Titelkleingrau

9.11.2005 | Von:
Peter Kolbe

Staatlichkeit im Wandel am Beispiel der Kriminalprävention

Innere Sicherheit im Wandel?

Wenn man sich aktuelle Argumentationsmuster in der Öffentlichkeit vergegenwärtigt, so scheinen sie sich mehr oder weniger eng an die Konzeption von Hobbes anzulehnen, auch wenn dessen Erwägungen schon über 350 Jahre zurückliegen. Aufmerksamkeit erregende Kriminalfälle und terrorismusbezogene Bedrohungsszenarien führen dazu, verstärkt auf ein Argumentationsmuster zurückzugreifen, bei dem repressive Maßnahmen zentral sind (zum Beispiel härtere Strafen). Hiermit wird jedoch nicht notwendigerweise das Sicherheitsgefühl der Bevölkerung erhöht, da eine solche Vorgehensweise nicht an den Ursachen ansetzt. Dies wird deutlich, wenn man das Spannungsfeld zwischen objektiver und subjektiver Sicherheit betrachtet. Während die objektive Sicherheit ein reales Phänomen (Kriminalität) ist, beschreibt die subjektive Sicherheit die Furcht vor einer Gefährdung. So misst beispielsweise die Polizeiliche Kriminalstatistik das tatsächliche Ausmaß der Kriminalität anhand der von den Polizeien erfassten Straftaten. Im diesjährigen Bericht ist angeführt, dass die Anzahl der Straftaten nahezu gleich geblieben ist und die Aufklärungsquote mit 54,2 Prozent einen neuen Höchststand erreicht hat.[5]

Das subjektive Sicherheitsgefühl ist ein Konstrukt, das von sehr vielen Elementen abhängt und nicht nur mit selbst erlebter Kriminalität verbunden ist. So zeigen verschiedene Studien, dass Kriminalität das Sicherheitsempfinden der Bürgerinnen und Bürger nur teilweise beeinflusst.[6] Ein wesentlicher Teil des Sicherheitsgefühls ergibt sich aus Elementen, die nicht zwangsläufig strafrechtlich relevant sind.
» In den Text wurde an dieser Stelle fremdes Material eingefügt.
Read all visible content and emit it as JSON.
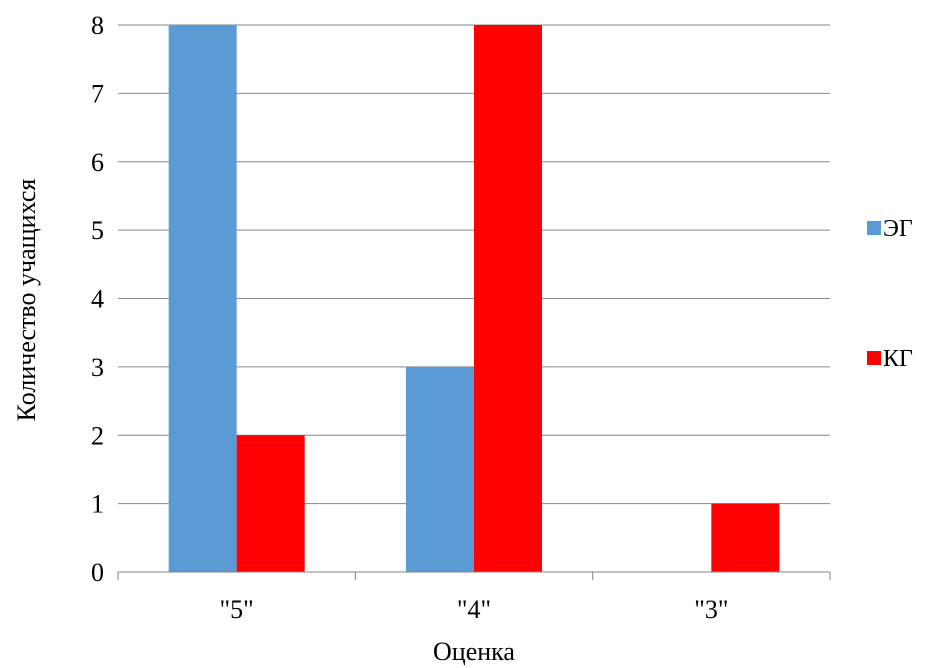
{
  "chart_data": {
    "type": "bar",
    "title": "",
    "xlabel": "Оценка",
    "ylabel": "Количество учащихся",
    "categories": [
      "\"5\"",
      "\"4\"",
      "\"3\""
    ],
    "series": [
      {
        "name": "ЭГ",
        "values": [
          8,
          3,
          0
        ],
        "color": "#5B9BD5"
      },
      {
        "name": "КГ",
        "values": [
          2,
          8,
          1
        ],
        "color": "#FF0000"
      }
    ],
    "ylim": [
      0,
      8
    ],
    "yticks": [
      "0",
      "1",
      "2",
      "3",
      "4",
      "5",
      "6",
      "7",
      "8"
    ],
    "grid": true,
    "legend_position": "right"
  }
}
Dazu zählen Unordnung sowie unhöfliches oder unanständiges Verhalten, etwa in Form von Vandalismus, Verschmutzung oder Belästigungen. Insofern kann eine an der Erfassung der Straftaten ausgerichtete Statistik zwar einen Überblick über das fassbare Ausmaß der Kriminalität liefern. Sie lässt aber nur begrenzt Aussagen über das spezifische Sicherheitsempfinden der Bevölkerung zu.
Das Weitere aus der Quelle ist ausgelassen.